Hearthside - The House That Love Built

Heritage crafts featured during great road fall festival Sunday, October 5th

Here's a wonderful opportunity to spend an afternoon with your family exploring history along one of America's oldest roads. On Sunday, October 5th, several historic sites along Great Road, representing over 300 years of history, will open to visitors for tours, demonstrations and displays of heritage crafts.

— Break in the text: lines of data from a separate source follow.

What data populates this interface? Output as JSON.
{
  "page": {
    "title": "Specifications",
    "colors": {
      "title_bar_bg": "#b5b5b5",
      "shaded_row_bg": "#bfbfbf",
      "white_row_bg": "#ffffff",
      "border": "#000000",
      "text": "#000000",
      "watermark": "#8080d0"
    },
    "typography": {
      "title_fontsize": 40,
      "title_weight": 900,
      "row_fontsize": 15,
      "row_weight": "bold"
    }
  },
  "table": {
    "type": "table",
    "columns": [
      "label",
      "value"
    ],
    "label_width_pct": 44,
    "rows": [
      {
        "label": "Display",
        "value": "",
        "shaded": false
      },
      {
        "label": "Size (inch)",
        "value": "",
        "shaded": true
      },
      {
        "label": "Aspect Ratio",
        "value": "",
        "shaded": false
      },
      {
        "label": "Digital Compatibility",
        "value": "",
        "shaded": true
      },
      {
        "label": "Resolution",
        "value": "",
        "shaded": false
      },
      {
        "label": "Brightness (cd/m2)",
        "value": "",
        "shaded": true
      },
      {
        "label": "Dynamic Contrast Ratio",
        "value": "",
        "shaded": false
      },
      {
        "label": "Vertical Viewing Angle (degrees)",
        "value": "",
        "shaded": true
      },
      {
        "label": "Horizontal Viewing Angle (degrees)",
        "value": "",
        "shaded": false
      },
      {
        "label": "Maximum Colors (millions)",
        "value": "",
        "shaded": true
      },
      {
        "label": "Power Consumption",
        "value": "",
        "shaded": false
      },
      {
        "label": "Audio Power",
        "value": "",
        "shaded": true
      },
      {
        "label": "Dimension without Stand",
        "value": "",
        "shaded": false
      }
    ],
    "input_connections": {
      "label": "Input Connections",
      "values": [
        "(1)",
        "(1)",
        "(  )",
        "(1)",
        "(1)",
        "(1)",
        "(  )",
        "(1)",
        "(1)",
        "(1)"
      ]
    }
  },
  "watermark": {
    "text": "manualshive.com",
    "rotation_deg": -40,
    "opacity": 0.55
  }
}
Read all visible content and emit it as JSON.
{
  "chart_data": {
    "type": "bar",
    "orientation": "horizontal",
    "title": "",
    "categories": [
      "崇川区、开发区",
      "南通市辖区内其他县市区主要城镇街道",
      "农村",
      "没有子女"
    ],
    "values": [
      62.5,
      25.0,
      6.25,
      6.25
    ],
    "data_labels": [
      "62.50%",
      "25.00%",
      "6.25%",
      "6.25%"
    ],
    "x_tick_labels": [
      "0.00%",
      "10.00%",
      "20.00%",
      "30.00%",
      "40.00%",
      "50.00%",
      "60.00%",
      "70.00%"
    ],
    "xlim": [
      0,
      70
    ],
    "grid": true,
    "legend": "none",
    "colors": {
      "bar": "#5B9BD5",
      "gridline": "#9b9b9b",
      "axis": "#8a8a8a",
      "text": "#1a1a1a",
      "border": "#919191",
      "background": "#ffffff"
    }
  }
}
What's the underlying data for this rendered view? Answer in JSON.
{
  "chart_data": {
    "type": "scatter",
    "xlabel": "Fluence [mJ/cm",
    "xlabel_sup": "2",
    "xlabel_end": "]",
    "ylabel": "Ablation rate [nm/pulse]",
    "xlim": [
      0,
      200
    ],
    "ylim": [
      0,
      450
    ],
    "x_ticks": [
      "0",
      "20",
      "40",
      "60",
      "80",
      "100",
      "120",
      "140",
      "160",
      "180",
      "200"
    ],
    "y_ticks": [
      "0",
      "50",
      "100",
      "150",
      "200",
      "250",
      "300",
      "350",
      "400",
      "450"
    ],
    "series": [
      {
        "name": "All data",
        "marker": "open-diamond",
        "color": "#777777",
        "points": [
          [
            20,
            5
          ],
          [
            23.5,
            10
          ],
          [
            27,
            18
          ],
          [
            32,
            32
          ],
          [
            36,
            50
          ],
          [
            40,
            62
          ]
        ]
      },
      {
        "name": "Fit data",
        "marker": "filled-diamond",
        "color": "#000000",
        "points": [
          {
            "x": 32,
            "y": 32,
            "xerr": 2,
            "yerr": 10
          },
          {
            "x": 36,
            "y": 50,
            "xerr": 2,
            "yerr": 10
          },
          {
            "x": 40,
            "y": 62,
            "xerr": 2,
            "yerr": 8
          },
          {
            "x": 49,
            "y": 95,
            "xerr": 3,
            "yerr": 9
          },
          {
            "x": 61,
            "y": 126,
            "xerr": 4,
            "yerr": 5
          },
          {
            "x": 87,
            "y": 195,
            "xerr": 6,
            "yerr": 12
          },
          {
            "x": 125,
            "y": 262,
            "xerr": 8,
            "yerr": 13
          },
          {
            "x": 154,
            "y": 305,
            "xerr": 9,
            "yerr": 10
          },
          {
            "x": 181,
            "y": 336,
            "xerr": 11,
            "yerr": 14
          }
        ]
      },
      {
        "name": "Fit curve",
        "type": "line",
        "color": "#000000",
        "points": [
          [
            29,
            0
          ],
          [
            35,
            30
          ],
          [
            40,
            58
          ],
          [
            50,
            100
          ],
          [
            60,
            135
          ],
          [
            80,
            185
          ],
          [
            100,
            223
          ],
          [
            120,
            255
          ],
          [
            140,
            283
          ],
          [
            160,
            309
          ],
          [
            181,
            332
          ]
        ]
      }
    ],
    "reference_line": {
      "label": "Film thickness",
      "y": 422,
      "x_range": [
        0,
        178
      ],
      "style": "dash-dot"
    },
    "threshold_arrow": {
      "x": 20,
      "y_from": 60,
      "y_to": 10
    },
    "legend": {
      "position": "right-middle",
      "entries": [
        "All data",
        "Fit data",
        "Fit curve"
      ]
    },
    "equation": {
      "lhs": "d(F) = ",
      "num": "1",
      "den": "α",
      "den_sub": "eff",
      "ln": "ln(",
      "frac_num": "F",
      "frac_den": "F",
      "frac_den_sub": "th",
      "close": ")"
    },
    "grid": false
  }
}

At Hearthside, you will find all kinds of different traditional craftsman at work, both inside and outside the house. Among the crafts featured are: hand weaving, spinning, quill writing, leather book binding, basket weaving, stained glass, a silhouette artist, rug hooking, cheese making, cooking over the open fire, and uses of herbs for culinary and medicinal purposes. Traditional music will be performed by The Little Rhody Dulcimer Players. Exhibits including a buggy and sleigh made at the nearby Moffett Mill, and a Civil War uniform and dress exhibit will be on display. Costumed guides will be on hand to provide history of Hearthside. Apple crisp, cider, harvest treats and a gift shop add to the festival atmosphere! There is an admission fee of $4.00 per person, and a $2.00 fee for children under 12 and free for children under 6.

Step inside the Hannaway Blacksmith Shop next door and watch the blacksmiths forge hot steel into implements, just like it was done in this very shop over 100 years ago.

At the Eleazer Arnold House down the street, one of the oldest houses in the state (1693), there will be demonstrations of Colonial crafts including a potter, lacemaker, horn worker, armorer, and a simpler and tape maker.

Around the corner is the Saylesville Friends Quaker Meeting House, where you can visit one of the oldest continuous meeting houses in the country. Behind it, you will find a burial ground with some of the Town's earliest settlers, including the Arnolds and Stephen Hopkins Smith, builder of Hearthside.

At the other end of Great Road , you will find North Gate on Louisquisset Pike at the corner of Wilbur Road . This 1807 building was originally used as a toll house for the Louisquisset Turnpike Company and later as the Lime Rock Grange. Today, North Gate is home to the Blackstone Valley Historical Society. On the site with many interesting exhibits is the one-room Arnold Bakery (1874) as well as the Lime Rock Volunteer Fire Station.

Along the Blackstone Canal in the Blackstone River Park in Quinnville is the Wilbur Kelly House, a small museum that brings together all the transportation stories from the time of the Blackstone Canal and the mills along the Blackstone Valley in Ashton.

The Great Road Fall Heritage Festival is a wonderful opportunity for families to experience living history while helping preserve these rare traditional crafts so that they are not lost.